Four out of the 48 self-driving cars on public roads in California have been involved in accidents in the last eight months, according to the state’s Department of Motor Vehicles.
The agency began issuing permits for the testing of autonomous vehicles in September 2014.
Three of the four cars belonged to Google, the fourth to parts supplier Delphi.
Both firms denied their vehicles had been at fault.
Under Californian law, details of car accidents remain confidential.
However, Google said its driverless cars had never been the cause of an accident, and that the majority of “minor fender-benders” had been in the form of rear-end collisions from other drivers.
“Safety is our highest priority. Since the start of our programme six years ago, we’ve driven nearly a million miles autonomously, on both freeways and city streets, without causing a single accident,” said a spokesperson.
Delphi told the BBC its vehicle was hit while stationary at a crossroads and was in manual driving mode at the time.
“A police report indicates the fault of the accident is with the second vehicle, not Delphi. No-one was hurt in the incident,” said a spokesperson.

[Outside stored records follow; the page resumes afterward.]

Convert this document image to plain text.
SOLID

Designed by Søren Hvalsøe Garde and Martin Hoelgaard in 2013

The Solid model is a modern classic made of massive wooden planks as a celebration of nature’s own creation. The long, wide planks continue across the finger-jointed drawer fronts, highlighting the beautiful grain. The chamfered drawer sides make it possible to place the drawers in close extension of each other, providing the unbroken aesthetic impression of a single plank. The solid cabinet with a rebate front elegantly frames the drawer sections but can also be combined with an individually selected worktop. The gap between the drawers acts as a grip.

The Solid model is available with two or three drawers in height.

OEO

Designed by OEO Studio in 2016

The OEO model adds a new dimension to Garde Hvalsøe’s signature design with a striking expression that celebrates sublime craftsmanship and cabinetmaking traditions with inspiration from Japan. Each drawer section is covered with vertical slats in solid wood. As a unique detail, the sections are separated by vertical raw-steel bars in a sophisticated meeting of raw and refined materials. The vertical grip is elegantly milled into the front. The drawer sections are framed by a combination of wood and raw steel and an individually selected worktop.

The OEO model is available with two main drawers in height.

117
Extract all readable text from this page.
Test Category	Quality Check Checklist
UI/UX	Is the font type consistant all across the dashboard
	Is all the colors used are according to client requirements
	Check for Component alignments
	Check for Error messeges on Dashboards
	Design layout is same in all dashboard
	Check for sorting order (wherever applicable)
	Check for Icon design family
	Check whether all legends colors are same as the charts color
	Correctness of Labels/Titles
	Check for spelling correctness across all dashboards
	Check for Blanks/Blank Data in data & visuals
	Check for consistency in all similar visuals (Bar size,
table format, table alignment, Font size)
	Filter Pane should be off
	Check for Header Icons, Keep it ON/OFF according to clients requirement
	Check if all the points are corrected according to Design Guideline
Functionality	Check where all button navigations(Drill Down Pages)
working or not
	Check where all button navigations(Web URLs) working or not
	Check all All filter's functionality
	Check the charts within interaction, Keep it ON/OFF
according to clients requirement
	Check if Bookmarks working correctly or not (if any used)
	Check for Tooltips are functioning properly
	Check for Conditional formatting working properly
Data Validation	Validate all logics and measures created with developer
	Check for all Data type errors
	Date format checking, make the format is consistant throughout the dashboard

An anonymous source told the Associated Press that two of the accidents occurred while the vehicles were occupied by human drivers, and all four vehicles were going very slowly at the time of the collisions.
Chris Urmson, director of Google’s self driving car programme, wrote in a blog post that there have been 11 accidents involving Google cars since the project began six years ago but not one has been caused by one of its vehicles.
“Rear-end crashes are the most frequent accidents in America, and often there’s little the driver in front can do to avoid getting hit,” he said.